SDSU researcher comes step closer

to harnessing power of hydrogen

as reliable, inexpensive fuel

By Coleen L. Geraghty | SDSU NewsCenter

Hydrogen as a potential fuel source could revolutionize global energy consumption. Not only is hydrogen abundant and renewable, it is also a clean energy source with no harmful emission byproducts.
A San Diego State University researcher has come one step closer to harnessing the power of hydrogen as a reliable and inexpensive fuel. Inorganic chemist Jing Gu and collaborators at Princeton University developed a process to recover energy and electrons from organics in wastewater and generate hydrogen simultaneously using only solar energy.
Until now, hydrogen production from water relied on costly platinum catalysts. The SDSU team developed a more inexpensive catalyst with lower-cost metal sulfide containing molybdenum and nickel.
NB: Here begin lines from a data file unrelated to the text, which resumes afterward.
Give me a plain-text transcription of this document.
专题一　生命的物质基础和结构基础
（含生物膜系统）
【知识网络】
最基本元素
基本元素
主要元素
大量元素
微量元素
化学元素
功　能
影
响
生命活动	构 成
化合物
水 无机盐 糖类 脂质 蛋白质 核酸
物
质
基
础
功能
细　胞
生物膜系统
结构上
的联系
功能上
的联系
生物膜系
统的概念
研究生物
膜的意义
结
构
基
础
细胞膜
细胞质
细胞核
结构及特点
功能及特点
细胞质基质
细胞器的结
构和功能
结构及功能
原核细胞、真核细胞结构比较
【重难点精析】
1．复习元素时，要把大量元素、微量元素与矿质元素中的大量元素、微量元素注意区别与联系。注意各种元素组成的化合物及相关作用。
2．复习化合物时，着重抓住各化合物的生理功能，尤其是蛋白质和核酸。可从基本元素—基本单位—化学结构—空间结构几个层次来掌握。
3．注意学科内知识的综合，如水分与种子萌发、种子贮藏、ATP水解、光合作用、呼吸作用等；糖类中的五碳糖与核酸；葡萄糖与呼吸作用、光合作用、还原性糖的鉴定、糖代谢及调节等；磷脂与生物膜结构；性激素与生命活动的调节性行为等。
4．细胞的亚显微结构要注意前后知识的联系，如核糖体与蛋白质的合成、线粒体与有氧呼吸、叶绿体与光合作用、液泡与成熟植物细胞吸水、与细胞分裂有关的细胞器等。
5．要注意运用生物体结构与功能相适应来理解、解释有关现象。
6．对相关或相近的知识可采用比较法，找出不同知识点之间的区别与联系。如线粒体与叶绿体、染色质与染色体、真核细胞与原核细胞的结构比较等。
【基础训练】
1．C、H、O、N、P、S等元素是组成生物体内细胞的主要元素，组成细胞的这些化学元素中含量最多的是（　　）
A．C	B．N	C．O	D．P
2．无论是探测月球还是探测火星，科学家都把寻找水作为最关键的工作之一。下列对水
Research by Gu and others in the field is aimed at lowering the cost of hydrogen fuel for potential use in “clean” consumer vehicles.
Additionally, Gu’s team identified the position of specific atoms within the catalytic framework, enabling them to better control the process and make it easier for others to replicate.
“This is an exciting discovery for our group,” Gu said, whose research is supported by the National Science Foundation. “We recovered hydrogen from water using a low-temperature, low-pressure method with small-scale equipment in the lab. And we are among a very few in the field that is able to precisely control the position of metal atoms in the catalyst.”
The framework developed by Gu’s team will allow researchers to determine how certain atoms interact during the hydrogen production process and why some work more effectively than others.